Credevo di aver dimenticato, e invece no

Gli edifici di Parigi sono solidi, ben costruiti con dura pietra. Sono buoni edifici fatti per durare, per ospitare molte generazioni, sono come massi attorno al quale scorre il fiume del tempo. Contengono molte storie, gli edifici di Parigi, storie che forse si sarebbe preferito dimenticare e che invece ritornano alla mente perché le si è ascoltate fin da bambini, come la storia dei tre porcellini; solo che, al contrario di quella storia, non basta avere una casa di pietra per essere protetti.

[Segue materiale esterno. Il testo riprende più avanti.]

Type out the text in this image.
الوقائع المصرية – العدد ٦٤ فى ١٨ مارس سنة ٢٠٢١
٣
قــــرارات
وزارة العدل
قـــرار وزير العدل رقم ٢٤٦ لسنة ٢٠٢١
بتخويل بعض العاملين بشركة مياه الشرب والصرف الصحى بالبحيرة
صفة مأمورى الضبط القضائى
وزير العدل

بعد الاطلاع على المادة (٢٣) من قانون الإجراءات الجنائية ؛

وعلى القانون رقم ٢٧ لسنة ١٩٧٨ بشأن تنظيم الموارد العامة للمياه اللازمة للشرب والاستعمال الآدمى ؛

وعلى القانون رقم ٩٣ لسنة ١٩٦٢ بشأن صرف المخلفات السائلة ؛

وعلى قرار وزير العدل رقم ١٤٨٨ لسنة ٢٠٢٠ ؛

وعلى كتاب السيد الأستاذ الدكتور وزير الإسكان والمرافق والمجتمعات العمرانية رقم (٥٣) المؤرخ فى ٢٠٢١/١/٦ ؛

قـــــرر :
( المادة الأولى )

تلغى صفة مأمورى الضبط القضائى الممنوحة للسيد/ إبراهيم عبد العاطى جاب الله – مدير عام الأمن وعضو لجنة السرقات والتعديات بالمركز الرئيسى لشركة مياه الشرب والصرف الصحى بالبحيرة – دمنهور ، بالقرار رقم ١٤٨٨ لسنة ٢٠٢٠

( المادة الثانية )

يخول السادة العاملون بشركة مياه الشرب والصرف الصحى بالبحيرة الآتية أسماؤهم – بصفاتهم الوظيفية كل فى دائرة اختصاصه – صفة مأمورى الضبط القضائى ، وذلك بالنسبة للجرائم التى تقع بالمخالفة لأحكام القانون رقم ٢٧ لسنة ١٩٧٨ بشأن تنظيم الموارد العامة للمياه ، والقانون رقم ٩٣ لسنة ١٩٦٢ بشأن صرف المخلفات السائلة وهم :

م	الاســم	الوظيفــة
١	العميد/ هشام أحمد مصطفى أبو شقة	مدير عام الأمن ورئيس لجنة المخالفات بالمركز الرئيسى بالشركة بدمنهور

La regista Ruth Zylberman, specializzata in documentari, avvia un lavoro di inchiesta su ciò che accadde a Parigi nei giorni 16-17 luglio 1942, durante i quali ebbe luogo il rastrellamento del Velodromo d’inverno, la più grande retata di ebrei condotta sul territorio francese durante la seconda guerra mondiale. In quei due giorni furono arrestate 13.152 persone, poi trattenute nel Velodromo d’Hiver e nel campo di internamento di Drancy per essere infine deportate ad Auschwitz. Per parlare di questo evento terribile della storia francese la regista adotta la figura retorica della sineddoche e si concentra su di uno stabile del x° arrondissement di Parigi, il numero 209 di Rue Saint-Maure del titolo.
Partendo dal censimento del 1936, l’ultimo prima della guerra, la Zylberman ricostruisce la popolazione di abitanti al 209 di Rue Saint-Maure, ne rintraccia i pochi sopravvissuti, all’epoca dei fatti tutti bambini o poco più, ed attraverso i loro ricordi ricostruisce il periodo dal ’36 a quei terribili giorni del 1942.
Per mezzo delle vicende degli abitanti il caseggiato ci viene mostrata una testimonianza di ciò che accadde in Francia in quegli anni, prima un paese liberale, democratico, tollerante; poi via via sempre più chiuso ed intollerante. Prima arrivarono voci, suggestioni, avvisaglie, poi arrivò il ’40 che portò i tedeschi ed il generale Pétain e con loro arrivarono le leggi razziali. Infine arrivarono il 16 e 17 luglio 1942.
Tutto questo si stende davanti a noi tramite le testimonianze dei sopravvissuti; testimonianze imperfette, lacunose. Erano solo bambini, non poterono capire completamente quel che successe all’epoca, i loro ricordi risultano a volte sfocati o assenti, come se, in alcuni casi, avessero preferito dimenticare. E allora gli incontri con la regista fungono da molla per riattivare quei ricordi, per riportarli a galla e permetterle, parallelamente, di continuare la sua attività di investigatrice e portare così nuovi elementi agli incontri successivi e riuscire, per quanto possibile, a ricostruire il passato. Vengono dunque alla luce la storia minima di un gruppo di persone travolte da un grande male e tutte le storie, edificanti e traviate, di cui si resero responsabili: il collaborazionismo e la resistenza, il dolore e l’amore; tutto poi ricomposto in un finale che sembra voler testimoniare la capacità di sopravvivere al male, per quanto grande esso sia.